Vegetable prices rose 27.6% in December owing to onion prices rising 74% in December, while tomato prices rose 33.5%.


Besides vegetables, fruits, pulses and spices all recorded double digit inflation in December.


“Despite marginal sequential moderation, food prices remained largely sticky, which drove up the year-over-year growth in December. The persistently high inflation in specific food categories, such as cereals, pulses, and spices, raises concerns about the potential broadening of price pressures,” Sinha added.


Cereal inflation, on the other hand, declined below 10% for the first time in 15 months, but concerns still remain.


“The outlook for the inflation for certain items like rice, wheat and pulses remains somewhat vulnerable, given the estimated fall in annual kharif production, as well as the YoY lag in the ongoing rabi sowing season amid El Nino conditions,” Nayar from Icra said.


Economists expect inflation pressures to ease in the coming months, given base effects and arrival of new crop.


“We expect inflation in January 2024 to decline to 5.3-5.5% range mainly due to base effect,” said Ind-Ra economists.


Output concerns


All three major sectors of industrial activity underperformed, with mining slowing down to 6.8% in November from 13.1% in the previous month, while electricity came down to 5.8%, a five-month low.


Manufacturing, which accounts for over three-fourth of the index, grew 1.2%, compared with 10.2% in October and 6.7% in November 2023.


“While an unfavourable base resulted in a broad-based growth moderation, month-on-month contraction seen in the electricity and manufacturing sectors further constrained the overall IIP growth,” said Sinha from CareEdge.


Both consumer durables and non-durables, which reflect consumption demand, showed a contraction in November of 5.4% and 3.6%, respectively. The contraction in consumer durables was much larger as the sector had expanded 15.9% in the previous month.

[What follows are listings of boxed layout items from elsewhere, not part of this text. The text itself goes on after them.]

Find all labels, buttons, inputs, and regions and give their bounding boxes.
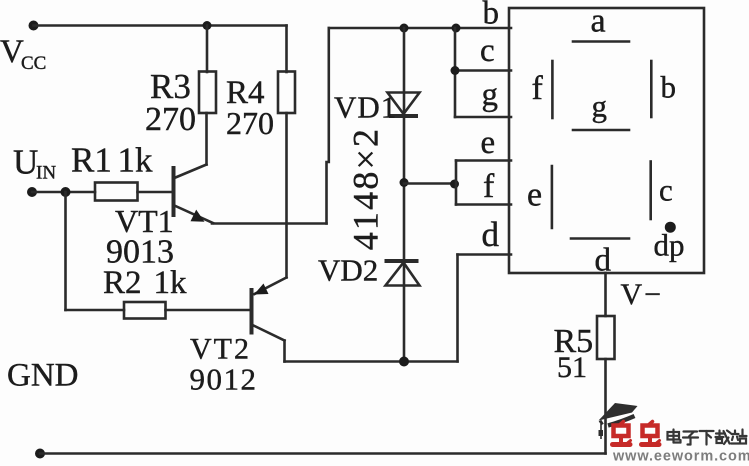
wire ef drop — [455, 161, 458, 205]
svg-text:U: U — [13, 143, 38, 182]
wire R1 to VT1 base — [138, 191, 172, 194]
transistor VT2 emitter arrow — [254, 284, 269, 295]
resistor R2 — [124, 302, 166, 319]
watermark logo graduation cap — [599, 403, 638, 439]
svg-text:R1: R1 — [71, 141, 112, 180]
segment a — [573, 40, 629, 43]
svg-text:d: d — [595, 243, 612, 279]
diode VD2 — [386, 263, 420, 286]
wire R4 top lead — [285, 26, 288, 73]
wire pin f — [456, 203, 511, 206]
wire pin d — [458, 253, 512, 256]
junction VD2/collector — [399, 357, 409, 367]
svg-text:www.eeworm.com: www.eeworm.com — [612, 449, 749, 462]
transistor VT1 emitter — [176, 206, 214, 223]
segment dp — [665, 222, 676, 233]
segment d — [571, 237, 629, 240]
svg-text:1k: 1k — [118, 141, 154, 180]
segment f — [551, 61, 554, 118]
wire display bottom lead — [604, 273, 607, 316]
wire VT2 collector lead — [283, 341, 286, 362]
svg-text:b: b — [483, 0, 500, 32]
watermark chongchong char2 — [642, 422, 660, 445]
wire VCC rail — [34, 24, 287, 27]
wire R4 bottom lead — [285, 113, 288, 278]
junction UIN/R2 — [61, 187, 71, 197]
transistor VT1 collector — [176, 165, 207, 178]
svg-text:e: e — [527, 177, 542, 214]
wire d drop — [456, 255, 459, 362]
svg-text:f: f — [532, 70, 544, 107]
wire pin g — [455, 116, 511, 119]
segment b — [650, 61, 653, 117]
transistor VT1 base bar — [172, 166, 176, 217]
svg-text:VD1: VD1 — [334, 90, 397, 125]
segment g — [573, 129, 629, 132]
wire R3 bottom lead — [205, 113, 208, 165]
transistor VT1 emitter arrow — [191, 210, 205, 222]
wire pin e — [456, 159, 511, 162]
wire R5 bottom lead — [604, 359, 607, 454]
wire R2 to VT2 base — [166, 309, 251, 312]
wire right riser — [327, 28, 329, 224]
svg-text:d: d — [482, 215, 500, 254]
junction b/c branch — [452, 24, 461, 33]
junction VD1/VD2 — [400, 178, 409, 187]
transistor VT2 base bar — [250, 288, 254, 335]
wire VD mid link — [404, 182, 456, 185]
wire bcg drop — [454, 28, 457, 117]
resistor R3 — [199, 72, 216, 114]
wire left drop — [64, 192, 67, 310]
transistor VT2 collector — [254, 326, 285, 341]
resistor R1 — [95, 183, 138, 201]
svg-text:4148×2: 4148×2 — [346, 127, 386, 251]
segment e — [551, 166, 554, 228]
junction VD1 anode — [400, 24, 409, 33]
resistor R5 — [597, 316, 615, 359]
svg-text:c: c — [659, 173, 673, 208]
svg-text:b: b — [661, 70, 677, 105]
wire R3 top lead — [206, 26, 209, 73]
junction VCC/R3 — [203, 21, 212, 30]
svg-text:g: g — [482, 77, 499, 113]
display block outline — [509, 8, 704, 273]
svg-text:270: 270 — [226, 105, 274, 141]
transistor VT2 emitter — [255, 278, 287, 295]
watermark text dianzi xiazaizhan — [668, 430, 747, 445]
node VCC terminal — [29, 21, 39, 31]
svg-text:c: c — [480, 33, 495, 69]
wire ground rail — [40, 452, 606, 455]
svg-text:dp: dp — [654, 228, 685, 263]
svg-text:9012: 9012 — [190, 362, 258, 397]
wire UIN lead — [32, 191, 95, 194]
node UIN terminal — [27, 187, 37, 197]
wire pin c — [455, 69, 511, 72]
svg-text:IN: IN — [36, 163, 56, 184]
watermark chongchong char1 — [613, 422, 631, 445]
svg-text:51: 51 — [557, 351, 587, 384]
resistor R4 — [278, 72, 295, 114]
segment c — [649, 162, 652, 220]
svg-text:270: 270 — [145, 101, 196, 138]
wire R2 left lead — [66, 309, 125, 312]
svg-text:CC: CC — [21, 53, 46, 74]
wire top rail b — [329, 27, 511, 30]
svg-text:VD2: VD2 — [318, 253, 378, 288]
svg-text:1k: 1k — [154, 265, 188, 301]
svg-text:a: a — [591, 3, 606, 40]
svg-text:g: g — [592, 89, 608, 124]
node GND terminal — [35, 449, 45, 459]
svg-text:f: f — [483, 168, 495, 205]
junction e/f branch — [450, 180, 459, 189]
svg-text:GND: GND — [7, 358, 79, 394]
svg-text:R2: R2 — [103, 265, 142, 301]
diode VD1 — [388, 93, 420, 115]
svg-text:e: e — [481, 125, 496, 161]
wire collector rail — [285, 360, 458, 363]
junction c branch — [451, 66, 460, 75]
wire VD chain — [403, 28, 406, 362]
svg-text:V−: V− — [621, 278, 664, 311]
wire VT1 emitter rail — [212, 222, 327, 225]
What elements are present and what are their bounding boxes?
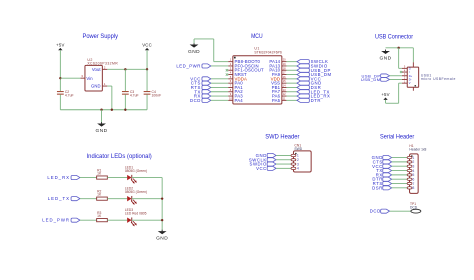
svg-text:DSR: DSR — [372, 185, 383, 190]
net label CTS (serial) — [373, 159, 392, 164]
U1 right pin 12 (PA6) — [272, 92, 287, 98]
label U1 — [254, 47, 259, 51]
LED LED2 — [127, 196, 137, 205]
H1 pin 4 — [407, 169, 414, 173]
wire pin to DTR — [286, 99, 297, 101]
svg-text:LED_TX: LED_TX — [48, 196, 70, 201]
svg-text:100nF: 100nF — [152, 94, 162, 98]
net label LED_TX (MCU right) — [297, 89, 330, 94]
net label DSR (serial) — [372, 185, 392, 190]
svg-text:19: 19 — [283, 62, 286, 66]
capacitor C2 top lead — [59, 91, 61, 93]
wire pin to USB_DP — [286, 69, 297, 71]
svg-text:+5V: +5V — [56, 42, 64, 47]
net label LED_PWR (MCU) — [176, 64, 211, 69]
svg-text:17: 17 — [283, 71, 286, 75]
wire GND stem — [101, 110, 103, 123]
pin stub U2 pin3 — [81, 77, 85, 79]
svg-text:VCC: VCC — [142, 42, 152, 47]
pin stub U2 pin2 — [102, 68, 107, 70]
label USB1 — [421, 74, 432, 78]
svg-text:3: 3 — [230, 66, 232, 70]
wire gnd to pin5 vertical — [398, 48, 400, 69]
U1 right pin 13 (PA7) — [272, 88, 287, 94]
wire LED_PWR to pin — [211, 65, 228, 67]
net label USB_DM (MCU right) — [297, 72, 332, 77]
section title: Power Supply — [83, 33, 119, 40]
net label SWCLK (SWD) — [249, 157, 276, 162]
wire U2 GND down — [111, 86, 113, 110]
capacitor C3 plates — [122, 92, 129, 95]
svg-text:18: 18 — [283, 66, 286, 70]
label C3 — [130, 90, 134, 94]
LED LED3 — [127, 217, 137, 226]
header H1 body — [410, 154, 419, 194]
H1 pin 8 — [407, 186, 414, 190]
wire RTS to H1 — [392, 183, 408, 185]
U1 right pin 18 (PA10) — [269, 66, 286, 72]
net label DTR (MCU right) — [297, 98, 321, 103]
wire C4 bottom — [146, 95, 148, 110]
net label USB_DM — [361, 77, 390, 82]
svg-text:7: 7 — [230, 84, 232, 88]
wire VCC to CN1 — [276, 167, 292, 169]
svg-text:D+: D+ — [409, 74, 413, 78]
svg-text:13: 13 — [283, 88, 286, 92]
svg-text:11: 11 — [283, 96, 286, 100]
value LED Red 0805 — [125, 212, 147, 216]
wire R3 to LED3 — [107, 219, 127, 221]
net label LED_RX — [47, 175, 80, 180]
label LED3 — [125, 208, 133, 212]
svg-text:15: 15 — [283, 79, 286, 83]
net label RX (MCU left) — [194, 94, 211, 99]
net label GND (serial) — [372, 155, 392, 160]
wire SWDIO to CN1 — [276, 163, 292, 165]
no-connect PF1-OSCOUT — [226, 69, 228, 71]
svg-text:2: 2 — [104, 65, 106, 69]
wire LED1 to rail — [132, 177, 162, 179]
CN1 pin 1 — [291, 154, 299, 158]
value 0805G (Green) — [125, 190, 147, 194]
pin-1 marker (H1) — [411, 155, 413, 157]
value Header 1x8 — [409, 148, 426, 152]
U1 left pin 1 (PB8-BOOT0) — [228, 58, 260, 64]
wire LED_PWR to R3 — [80, 219, 97, 221]
junction Vout/C4/VCC — [146, 68, 148, 70]
label LED2 — [125, 187, 133, 191]
U1 right pin 20 (PA14) — [269, 58, 286, 64]
wire VCC vertical — [146, 50, 148, 69]
net label TX (serial) — [376, 168, 391, 173]
svg-text:Power Supply: Power Supply — [83, 33, 119, 40]
wire C4 top — [146, 69, 148, 91]
label C2 — [65, 90, 69, 94]
net label LED_RX (MCU right) — [297, 94, 330, 99]
wire TX to H1 — [392, 170, 408, 172]
USB pin 2 stub — [402, 77, 412, 82]
USB pin 3 stub — [402, 73, 413, 78]
pin stub U2 pin1 — [102, 85, 107, 87]
wire CTS to H1 — [392, 161, 408, 163]
U1 right pin 16 (VDD) — [271, 75, 287, 81]
U1 left pin 7 (PA1) — [228, 84, 243, 90]
wire SWCLK to CN1 — [276, 159, 292, 161]
net label TX (MCU left) — [194, 89, 210, 94]
svg-text:MCU: MCU — [251, 33, 263, 40]
supply VCC symbol — [142, 42, 152, 50]
svg-text:14: 14 — [283, 84, 286, 88]
svg-text:USB_DM: USB_DM — [361, 77, 381, 82]
net label CTS (MCU left) — [191, 81, 211, 86]
value XC6206P332MR — [87, 62, 118, 66]
wire USB gnd top — [386, 47, 414, 49]
USB pin 1 stub — [402, 80, 411, 85]
U1 left pin 9 (PA3) — [228, 92, 243, 98]
wire TX to pin — [211, 91, 228, 93]
wire C2 bottom — [59, 95, 61, 110]
svg-text:4: 4 — [230, 71, 232, 75]
junction Vout/C3 — [124, 68, 126, 70]
section title: Serial Header — [380, 134, 415, 141]
junction rail/LED2 — [161, 197, 163, 199]
svg-text:DCD: DCD — [190, 98, 201, 103]
svg-text:LED Red 0805: LED Red 0805 — [125, 212, 147, 216]
label R2 — [97, 189, 101, 193]
value 1K (R1) — [97, 172, 102, 176]
svg-text:8: 8 — [412, 186, 414, 190]
ground symbol (LEDs) — [156, 230, 168, 242]
U1 left pin 4 (NRST) — [228, 71, 247, 77]
svg-text:GND: GND — [188, 49, 200, 55]
svg-text:Serial Header: Serial Header — [380, 134, 415, 141]
svg-text:Indicator LEDs (optional): Indicator LEDs (optional) — [87, 153, 152, 160]
svg-text:Vout: Vout — [92, 67, 102, 72]
wire LED rail — [161, 178, 163, 231]
wire DTR to H1 — [392, 178, 408, 180]
U1 right pin 15 (VSS) — [271, 79, 286, 85]
net label LED_TX — [48, 196, 80, 201]
H1 pin 1 — [407, 156, 414, 160]
wire pin to SWDIO — [286, 65, 297, 67]
net label DTR (serial) — [372, 177, 391, 182]
wire pin to VCC — [286, 78, 297, 80]
net label RX (serial) — [376, 172, 392, 177]
svg-text:GND: GND — [156, 236, 168, 242]
net label LED_PWR — [42, 218, 80, 223]
svg-text:DCD: DCD — [370, 209, 381, 214]
label C4 — [152, 90, 156, 94]
CN1 pin 4 — [291, 167, 299, 171]
svg-text:4.7uF: 4.7uF — [65, 94, 74, 98]
U1 right pin 19 (PA13) — [269, 62, 286, 68]
wire BOOT0-gnd stem — [193, 39, 195, 43]
value 1K (R3) — [97, 214, 102, 218]
H1 pin 7 — [407, 182, 414, 186]
wire Vout to VCC — [107, 68, 147, 70]
svg-text:20: 20 — [283, 58, 286, 62]
svg-text:LED_RX: LED_RX — [47, 175, 70, 180]
wire BOOT0 horizontal — [194, 38, 214, 40]
svg-text:Header 1x8: Header 1x8 — [409, 148, 426, 152]
H1 pin 6 — [407, 178, 414, 182]
MCU U1 body — [233, 56, 282, 104]
capacitor C4 plates — [144, 92, 151, 95]
value SWD — [294, 147, 302, 151]
pin name GND (U2) — [91, 84, 101, 89]
section title: Indicator LEDs (optional) — [87, 153, 152, 160]
USB connector USB1 body — [407, 67, 418, 87]
U1 left pin 10 (PA4) — [228, 96, 243, 102]
wire gnd to pin5 — [399, 67, 402, 69]
svg-text:USB Connector: USB Connector — [375, 34, 414, 41]
CN1 pin 3 — [291, 162, 299, 166]
net label VCC (SWD) — [256, 166, 276, 171]
label LED1 — [125, 166, 133, 170]
net label RTS (MCU left) — [191, 85, 211, 90]
wire +5V vertical upper — [59, 50, 61, 91]
wire VCC to pin — [211, 78, 228, 80]
value 100nF — [152, 94, 162, 98]
svg-text:+5V: +5V — [381, 92, 389, 97]
svg-text:1: 1 — [230, 58, 232, 62]
svg-text:16: 16 — [283, 75, 286, 79]
net label USB_DP (MCU right) — [297, 68, 331, 73]
capacitor C2 plates — [57, 92, 64, 95]
wire +5V to VBUS — [399, 82, 402, 84]
voltage regulator U2 body — [85, 65, 102, 91]
svg-text:10: 10 — [229, 96, 232, 100]
junction rail/U2-GND — [111, 109, 113, 111]
svg-text:8: 8 — [230, 88, 232, 92]
U1 left pin 3 (PF1-OSCOUT) — [228, 66, 264, 72]
label CN1 — [294, 144, 301, 148]
CN1 pin 2 — [291, 158, 299, 162]
value micro USBFemale — [421, 77, 456, 81]
svg-text:4.7uF: 4.7uF — [130, 94, 139, 98]
net label GND (MCU right) — [297, 81, 322, 86]
U1 right pin 11 (PA5) — [272, 96, 287, 102]
svg-text:12: 12 — [283, 92, 286, 96]
svg-text:G: G — [409, 66, 411, 70]
net label DSR (MCU right) — [297, 85, 321, 90]
test point TP1 — [411, 209, 421, 213]
label R3 — [97, 211, 101, 215]
wire pin to SWCLK — [286, 61, 297, 63]
pin number 3 — [81, 74, 83, 78]
H1 pin 2 — [407, 160, 414, 164]
svg-text:STM32F042F6P6: STM32F042F6P6 — [254, 51, 282, 55]
section title: MCU — [251, 33, 263, 40]
label R1 — [97, 168, 101, 172]
no-connect USB ID pin — [400, 71, 402, 73]
wire LED_RX to R1 — [80, 177, 97, 179]
pin name Vin — [86, 76, 93, 81]
wire DCD to pin — [211, 99, 228, 101]
svg-text:DCD: DCD — [410, 205, 418, 209]
svg-text:3: 3 — [81, 74, 83, 78]
net label SWDIO (MCU right) — [297, 64, 328, 69]
wire RTS to pin — [211, 86, 228, 88]
resistor R1 body — [97, 176, 108, 179]
svg-text:micro USBFemale: micro USBFemale — [421, 77, 456, 81]
svg-text:PA4: PA4 — [235, 98, 244, 103]
label H1 — [409, 144, 413, 148]
junction USB gnd — [397, 47, 399, 49]
wire RX to pin — [211, 95, 228, 97]
svg-text:LED_PWR: LED_PWR — [42, 218, 70, 223]
value 4.7uF (C3) — [130, 94, 139, 98]
net label DCD (MCU left) — [190, 98, 211, 103]
U1 left pin 5 (VDDA) — [228, 75, 247, 81]
value STM32F042F6P6 — [254, 51, 282, 55]
wire pin to GND — [286, 82, 297, 84]
wire RX to H1 — [392, 174, 408, 176]
svg-text:1: 1 — [104, 82, 106, 86]
wire R1 to LED1 — [107, 177, 127, 179]
supply +5V symbol (USB) — [381, 92, 389, 100]
net label VCC (serial) — [372, 164, 392, 169]
svg-text:VCC: VCC — [256, 166, 267, 171]
wire LED2 to rail — [132, 198, 162, 200]
wire DCD to TP1 — [390, 210, 411, 212]
svg-text:GND: GND — [91, 84, 101, 89]
junction +5V/Vin — [59, 77, 61, 79]
wire +5V vertical (USB) — [398, 83, 400, 103]
wire USB_DM — [390, 78, 402, 80]
svg-text:4: 4 — [297, 167, 299, 171]
header CN1 body — [293, 151, 311, 172]
svg-text:2: 2 — [230, 62, 232, 66]
net label SWDIO (SWD) — [250, 162, 277, 167]
wire +5V stem (USB) — [385, 100, 387, 103]
pin marker (USB1) — [414, 85, 416, 87]
label TP1 — [410, 202, 416, 206]
wire LED3 to rail — [132, 219, 162, 221]
resistor R3 body — [97, 219, 108, 222]
wire R2 to LED2 — [107, 198, 127, 200]
section title: USB Connector — [375, 34, 414, 41]
svg-text:SWD Header: SWD Header — [265, 134, 300, 141]
ground symbol (BOOT0) — [188, 43, 200, 55]
net label USB_DP — [362, 73, 390, 78]
ground symbol (power supply) — [96, 122, 108, 134]
wire LED_TX to R2 — [80, 198, 97, 200]
junction rail/LED3 — [161, 219, 163, 221]
svg-text:6: 6 — [230, 79, 232, 83]
USB pin 5 stub — [402, 66, 411, 71]
value 1K (R2) — [97, 193, 102, 197]
net label VCC (MCU left) — [190, 76, 211, 81]
svg-text:5: 5 — [230, 75, 232, 79]
svg-text:0805G (Green): 0805G (Green) — [125, 190, 147, 194]
pin stub shield bottom — [412, 87, 414, 91]
U1 right pin 17 (PA9) — [272, 71, 287, 77]
svg-text:LED_PWR: LED_PWR — [176, 64, 201, 69]
pin stub shield top — [412, 62, 414, 67]
svg-text:9: 9 — [230, 92, 232, 96]
wire VCC to H1 — [392, 165, 408, 167]
wire pin to DSR — [286, 86, 297, 88]
svg-text:GND: GND — [96, 128, 108, 134]
net label DCD — [370, 209, 390, 214]
pin number 1 — [104, 82, 106, 86]
net label RTS (serial) — [373, 181, 392, 186]
resistor R2 body — [97, 197, 108, 200]
pin number 2 — [104, 65, 106, 69]
wire shield vertical — [412, 48, 414, 62]
value DCD (TP1) — [410, 205, 418, 209]
value 0805G (Green) — [125, 169, 147, 173]
H1 pin 5 — [407, 173, 414, 177]
svg-text:D-: D- — [409, 78, 412, 82]
junction rail/GND-symbol — [100, 109, 102, 111]
pin-1 marker (U1) — [234, 57, 236, 59]
U1 left pin 6 (PA0) — [228, 79, 243, 85]
wire BOOT0 vertical — [213, 39, 215, 62]
wire +5V bottom (USB) — [386, 102, 399, 104]
wire GND to H1 — [392, 157, 408, 159]
supply +5V symbol — [56, 42, 64, 50]
net label VCC (MCU right) — [297, 76, 321, 81]
U1 left pin 2 (PF0-OSCIN) — [228, 62, 259, 68]
label U2 — [87, 58, 92, 62]
wire ground rail — [60, 109, 147, 111]
svg-text:Vin: Vin — [86, 76, 93, 81]
U1 right pin 14 (PB1) — [272, 84, 287, 90]
svg-text:PA5: PA5 — [272, 98, 281, 103]
U1 left pin 8 (PA2) — [228, 88, 243, 94]
wire C3 bottom — [124, 95, 126, 110]
H1 pin 3 — [407, 165, 414, 169]
value 4.7uF (C2) — [65, 94, 74, 98]
wire GND to CN1 — [276, 154, 292, 156]
svg-text:V: V — [409, 81, 411, 85]
no-connect NRST — [226, 73, 228, 75]
wire USB_DP — [390, 75, 402, 77]
wire pin to LED_TX — [286, 91, 297, 93]
pin-1 marker (CN1) — [295, 153, 297, 155]
junction rail/C3 — [124, 109, 126, 111]
wire pin to USB_DM — [286, 74, 297, 76]
svg-text:GND: GND — [380, 55, 392, 61]
LED LED1 — [127, 175, 137, 184]
svg-text:DTR: DTR — [311, 98, 321, 103]
net label GND (SWD) — [256, 153, 276, 158]
net label SWCLK (MCU right) — [297, 59, 328, 64]
wire U2 GND right — [107, 85, 112, 87]
wire C3 top — [124, 69, 126, 91]
pin name Vout — [92, 67, 102, 72]
wire BOOT0 to pin — [214, 61, 229, 63]
svg-text:0805G (Green): 0805G (Green) — [125, 169, 147, 173]
wire Vin branch — [60, 77, 80, 79]
USB pin 4 stub — [402, 69, 410, 74]
wire pin to LED_RX — [286, 95, 297, 97]
ground symbol (USB) — [380, 50, 392, 62]
wire DSR to H1 — [392, 187, 408, 189]
wire CTS to pin — [211, 82, 228, 84]
section title: SWD Header — [265, 134, 300, 141]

“Consumer goods should have picked up in the festive season but have not. This means that the scope for revival is limited. Don’t expect corporate results in this sector to do well on sales,” said Madan Sabnavis, chief economist, Bank of Baroda.


Economists contend that pre-election spending could likely aid in some revival. India is scheduled to hold general elections in the next quarter.


Besides consumption, capital goods also contracted in November.


“17 of 23 sectors showed negative growth with capital goods going down. All indicative of limited investment concentrated in metals cement and auto,” Sabnavis said.


Performance is expected to stay muted in the coming months. Ind-Ra expects the IIP growth to remain muted in the low single digits in December 2023.